LOCKWOOD, ANDREWS & NEWNAM, P.C., a Michigan corporation; LOCKWOOD, ANDREWS & NEWNAM, INC., a Texas corporation,

LEO A. DALY COMPANY, a Nebraska corporation,
   No. 16-2313
Appeal from the United States District Court
for the Eastern District of Michigan at Ann Arbor.
No. 5:16-cv-10663—John Corbett O’Meara, District Judge.
Argued: November 7, 2016
Decided and Filed: November 16, 2016
Before: GRIFFIN, KETHLEDGE, and DONALD, Circuit Judges.

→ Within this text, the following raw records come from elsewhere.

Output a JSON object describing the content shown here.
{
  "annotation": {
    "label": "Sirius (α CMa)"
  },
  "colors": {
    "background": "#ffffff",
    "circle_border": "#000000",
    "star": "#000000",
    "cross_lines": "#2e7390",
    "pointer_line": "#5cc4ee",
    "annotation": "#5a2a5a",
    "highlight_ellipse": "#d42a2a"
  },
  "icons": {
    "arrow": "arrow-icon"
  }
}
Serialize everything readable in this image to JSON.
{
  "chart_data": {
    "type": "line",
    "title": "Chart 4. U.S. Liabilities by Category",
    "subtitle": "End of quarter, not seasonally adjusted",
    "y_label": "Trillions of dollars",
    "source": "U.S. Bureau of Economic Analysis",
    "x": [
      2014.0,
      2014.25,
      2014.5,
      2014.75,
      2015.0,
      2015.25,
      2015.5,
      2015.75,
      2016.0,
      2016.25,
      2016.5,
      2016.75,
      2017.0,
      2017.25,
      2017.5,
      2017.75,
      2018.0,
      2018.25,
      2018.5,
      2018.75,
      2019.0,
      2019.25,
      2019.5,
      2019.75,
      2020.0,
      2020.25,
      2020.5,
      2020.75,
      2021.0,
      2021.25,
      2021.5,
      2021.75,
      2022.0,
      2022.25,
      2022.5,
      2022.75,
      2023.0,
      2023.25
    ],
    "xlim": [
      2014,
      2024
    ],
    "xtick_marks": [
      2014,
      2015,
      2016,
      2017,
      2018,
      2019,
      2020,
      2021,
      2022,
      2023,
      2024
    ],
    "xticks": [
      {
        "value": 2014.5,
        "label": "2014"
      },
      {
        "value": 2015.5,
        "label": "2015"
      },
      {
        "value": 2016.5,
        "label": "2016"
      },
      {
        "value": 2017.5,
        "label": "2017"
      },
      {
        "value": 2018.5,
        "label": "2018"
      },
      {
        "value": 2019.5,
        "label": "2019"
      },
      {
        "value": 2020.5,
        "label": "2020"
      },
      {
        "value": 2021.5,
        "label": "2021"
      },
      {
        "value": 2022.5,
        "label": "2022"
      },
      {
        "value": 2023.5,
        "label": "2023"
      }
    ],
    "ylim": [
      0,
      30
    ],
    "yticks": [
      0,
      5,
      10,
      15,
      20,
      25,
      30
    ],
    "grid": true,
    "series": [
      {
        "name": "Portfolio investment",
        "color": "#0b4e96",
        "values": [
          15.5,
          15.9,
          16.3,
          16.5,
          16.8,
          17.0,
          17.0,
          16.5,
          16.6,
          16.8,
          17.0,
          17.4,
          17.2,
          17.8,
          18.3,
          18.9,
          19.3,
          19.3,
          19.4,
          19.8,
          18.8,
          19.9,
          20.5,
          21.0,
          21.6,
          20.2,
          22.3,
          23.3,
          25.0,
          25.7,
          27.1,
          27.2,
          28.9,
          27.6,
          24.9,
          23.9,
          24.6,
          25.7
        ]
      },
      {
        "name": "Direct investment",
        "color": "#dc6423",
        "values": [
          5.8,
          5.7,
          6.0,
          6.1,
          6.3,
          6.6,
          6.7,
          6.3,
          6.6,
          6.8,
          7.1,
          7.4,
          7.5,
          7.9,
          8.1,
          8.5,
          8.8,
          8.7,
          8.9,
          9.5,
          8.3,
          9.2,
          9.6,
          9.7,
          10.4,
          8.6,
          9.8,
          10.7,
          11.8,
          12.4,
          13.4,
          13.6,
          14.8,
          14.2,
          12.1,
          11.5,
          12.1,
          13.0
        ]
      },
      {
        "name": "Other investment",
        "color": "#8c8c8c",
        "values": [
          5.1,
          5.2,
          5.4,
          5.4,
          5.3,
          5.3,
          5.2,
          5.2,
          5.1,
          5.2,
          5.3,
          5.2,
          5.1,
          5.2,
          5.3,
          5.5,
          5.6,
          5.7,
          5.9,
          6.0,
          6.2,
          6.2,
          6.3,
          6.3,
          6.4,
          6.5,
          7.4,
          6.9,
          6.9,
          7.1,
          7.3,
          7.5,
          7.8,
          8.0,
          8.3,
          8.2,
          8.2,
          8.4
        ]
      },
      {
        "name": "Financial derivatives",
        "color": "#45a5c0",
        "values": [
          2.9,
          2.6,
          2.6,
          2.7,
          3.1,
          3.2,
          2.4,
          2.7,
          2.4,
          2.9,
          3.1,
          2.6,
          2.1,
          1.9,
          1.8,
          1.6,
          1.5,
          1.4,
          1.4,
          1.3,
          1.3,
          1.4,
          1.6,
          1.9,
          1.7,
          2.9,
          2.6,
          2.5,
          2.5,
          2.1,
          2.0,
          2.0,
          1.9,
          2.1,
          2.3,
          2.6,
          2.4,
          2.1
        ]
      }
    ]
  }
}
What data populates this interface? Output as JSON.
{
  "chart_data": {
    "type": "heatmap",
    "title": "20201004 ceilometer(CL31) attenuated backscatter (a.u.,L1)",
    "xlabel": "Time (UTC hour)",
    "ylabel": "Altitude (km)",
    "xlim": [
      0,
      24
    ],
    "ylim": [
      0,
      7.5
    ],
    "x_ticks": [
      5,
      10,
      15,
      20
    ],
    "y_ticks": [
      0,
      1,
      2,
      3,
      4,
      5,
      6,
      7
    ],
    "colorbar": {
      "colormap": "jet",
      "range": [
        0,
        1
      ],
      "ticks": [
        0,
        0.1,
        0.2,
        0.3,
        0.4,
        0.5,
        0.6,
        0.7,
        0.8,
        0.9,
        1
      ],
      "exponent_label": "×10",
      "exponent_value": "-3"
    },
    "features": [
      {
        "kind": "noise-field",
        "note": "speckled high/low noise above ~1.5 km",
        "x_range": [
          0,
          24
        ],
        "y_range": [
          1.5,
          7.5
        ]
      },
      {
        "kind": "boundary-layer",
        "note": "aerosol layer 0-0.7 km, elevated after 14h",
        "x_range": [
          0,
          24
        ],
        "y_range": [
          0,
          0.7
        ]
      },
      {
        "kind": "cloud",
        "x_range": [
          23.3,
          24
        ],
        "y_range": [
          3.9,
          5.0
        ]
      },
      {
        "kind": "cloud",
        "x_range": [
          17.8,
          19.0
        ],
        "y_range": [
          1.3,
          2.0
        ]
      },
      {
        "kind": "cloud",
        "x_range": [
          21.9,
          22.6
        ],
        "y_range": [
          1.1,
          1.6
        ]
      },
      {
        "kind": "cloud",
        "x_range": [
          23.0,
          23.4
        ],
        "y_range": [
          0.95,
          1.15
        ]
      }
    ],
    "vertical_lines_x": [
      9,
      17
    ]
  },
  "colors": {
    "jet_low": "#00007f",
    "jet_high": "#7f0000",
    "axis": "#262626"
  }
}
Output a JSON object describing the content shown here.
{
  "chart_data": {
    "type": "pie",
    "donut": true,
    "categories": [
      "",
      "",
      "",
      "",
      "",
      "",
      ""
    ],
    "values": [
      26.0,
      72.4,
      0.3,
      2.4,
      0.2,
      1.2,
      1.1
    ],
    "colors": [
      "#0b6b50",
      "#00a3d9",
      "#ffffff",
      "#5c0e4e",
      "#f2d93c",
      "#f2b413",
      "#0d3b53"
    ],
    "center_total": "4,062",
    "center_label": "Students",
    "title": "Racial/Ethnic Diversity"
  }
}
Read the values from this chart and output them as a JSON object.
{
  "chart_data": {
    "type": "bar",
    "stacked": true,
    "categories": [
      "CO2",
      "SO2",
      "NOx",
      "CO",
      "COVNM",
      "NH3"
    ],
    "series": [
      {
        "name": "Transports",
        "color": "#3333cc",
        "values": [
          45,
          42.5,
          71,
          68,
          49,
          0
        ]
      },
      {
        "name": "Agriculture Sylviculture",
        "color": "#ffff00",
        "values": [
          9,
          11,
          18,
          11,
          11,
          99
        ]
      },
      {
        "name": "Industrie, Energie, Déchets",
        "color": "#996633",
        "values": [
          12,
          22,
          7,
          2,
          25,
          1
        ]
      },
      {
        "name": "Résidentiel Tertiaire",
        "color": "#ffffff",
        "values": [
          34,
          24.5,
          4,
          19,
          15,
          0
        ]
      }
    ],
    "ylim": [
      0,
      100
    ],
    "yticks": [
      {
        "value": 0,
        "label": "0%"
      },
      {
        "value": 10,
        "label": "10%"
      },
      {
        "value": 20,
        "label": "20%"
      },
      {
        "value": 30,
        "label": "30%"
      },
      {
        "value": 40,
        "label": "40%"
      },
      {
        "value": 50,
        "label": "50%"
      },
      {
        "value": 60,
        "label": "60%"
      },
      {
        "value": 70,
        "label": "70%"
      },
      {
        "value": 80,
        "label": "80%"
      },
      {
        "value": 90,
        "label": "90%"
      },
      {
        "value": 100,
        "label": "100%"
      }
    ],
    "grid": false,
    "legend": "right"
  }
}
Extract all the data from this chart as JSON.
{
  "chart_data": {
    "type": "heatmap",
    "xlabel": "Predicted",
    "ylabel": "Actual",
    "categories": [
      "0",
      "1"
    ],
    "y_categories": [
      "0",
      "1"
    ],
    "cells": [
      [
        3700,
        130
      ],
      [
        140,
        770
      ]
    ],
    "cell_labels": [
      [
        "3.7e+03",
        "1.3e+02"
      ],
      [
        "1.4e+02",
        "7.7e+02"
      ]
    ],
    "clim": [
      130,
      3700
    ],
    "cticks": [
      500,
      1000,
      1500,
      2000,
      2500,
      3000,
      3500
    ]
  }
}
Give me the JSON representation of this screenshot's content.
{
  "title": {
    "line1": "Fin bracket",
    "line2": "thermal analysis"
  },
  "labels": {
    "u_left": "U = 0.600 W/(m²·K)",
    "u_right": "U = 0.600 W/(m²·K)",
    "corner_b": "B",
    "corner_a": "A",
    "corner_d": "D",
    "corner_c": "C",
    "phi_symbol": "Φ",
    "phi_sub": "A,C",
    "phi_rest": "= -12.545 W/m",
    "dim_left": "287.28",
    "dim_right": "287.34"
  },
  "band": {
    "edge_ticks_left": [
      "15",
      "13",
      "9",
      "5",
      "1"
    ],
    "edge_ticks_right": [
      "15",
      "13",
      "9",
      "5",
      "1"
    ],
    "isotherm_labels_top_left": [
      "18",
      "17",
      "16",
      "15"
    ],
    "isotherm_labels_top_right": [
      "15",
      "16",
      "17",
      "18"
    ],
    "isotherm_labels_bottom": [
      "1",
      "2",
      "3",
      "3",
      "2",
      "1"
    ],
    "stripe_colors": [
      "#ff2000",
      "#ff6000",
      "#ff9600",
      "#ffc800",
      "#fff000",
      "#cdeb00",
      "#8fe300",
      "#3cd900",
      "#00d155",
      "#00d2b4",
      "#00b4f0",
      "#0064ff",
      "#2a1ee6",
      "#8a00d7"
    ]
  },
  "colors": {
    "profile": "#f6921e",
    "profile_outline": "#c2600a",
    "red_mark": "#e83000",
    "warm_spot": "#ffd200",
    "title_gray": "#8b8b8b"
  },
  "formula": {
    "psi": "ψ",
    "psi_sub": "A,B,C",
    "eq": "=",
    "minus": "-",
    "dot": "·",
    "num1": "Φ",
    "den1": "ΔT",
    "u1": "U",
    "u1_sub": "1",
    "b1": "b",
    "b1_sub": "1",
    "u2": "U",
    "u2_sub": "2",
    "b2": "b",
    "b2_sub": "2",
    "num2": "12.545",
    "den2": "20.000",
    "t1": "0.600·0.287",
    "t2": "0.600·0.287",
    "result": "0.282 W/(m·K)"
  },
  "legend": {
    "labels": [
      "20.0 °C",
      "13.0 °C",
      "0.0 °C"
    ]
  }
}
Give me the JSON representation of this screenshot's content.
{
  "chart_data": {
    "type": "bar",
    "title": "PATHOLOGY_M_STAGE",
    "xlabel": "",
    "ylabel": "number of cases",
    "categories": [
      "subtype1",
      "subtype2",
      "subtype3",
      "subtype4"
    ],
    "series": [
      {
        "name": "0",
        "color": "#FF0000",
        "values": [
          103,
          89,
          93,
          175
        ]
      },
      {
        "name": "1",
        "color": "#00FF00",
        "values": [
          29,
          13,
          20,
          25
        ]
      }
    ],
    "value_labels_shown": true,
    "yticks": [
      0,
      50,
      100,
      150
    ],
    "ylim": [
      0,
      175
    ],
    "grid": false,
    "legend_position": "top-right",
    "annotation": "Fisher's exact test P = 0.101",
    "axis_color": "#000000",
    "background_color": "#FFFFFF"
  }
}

GRIFFIN, Circuit Judge. This state-law professional negligence proposed class action suit arises out of the Flint Water Crisis, a public health disaster that drew national media coverage when the City of Flint decided to supply water to its residents using the Flint River without implementing necessary anti-corrosion measures. The series of events precipitating the tragedy have little to do with the issue before us on appeal. We deal, instead, with a question of procedure: must plaintiffs litigate their claim in state or federal court? In 2005, Congress revised the contours of federal diversity jurisdiction, making it easier to remove class actions to federal court, while at the same time providing an exception for cases that are “truly local in nature,” commonly called the “local controversy” exception. The parties dispute whether plaintiffs’ claim against defendants (civil engineering companies responsible for upgrading Flint’s municipal water system) belongs in state court under this exception. Though the Flint Water Crisis captured the attention of the nation, its infamy does not make it any less local. Because plaintiffs’ suit consists of a proposed class of more than two-thirds Michigan citizens, a significant local defendant, and injuries limited to the reach of Flint’s water system, it satisfies the statutory requirements of the local controversy exception. We therefore affirm the district court’s decision to remand this case to state court.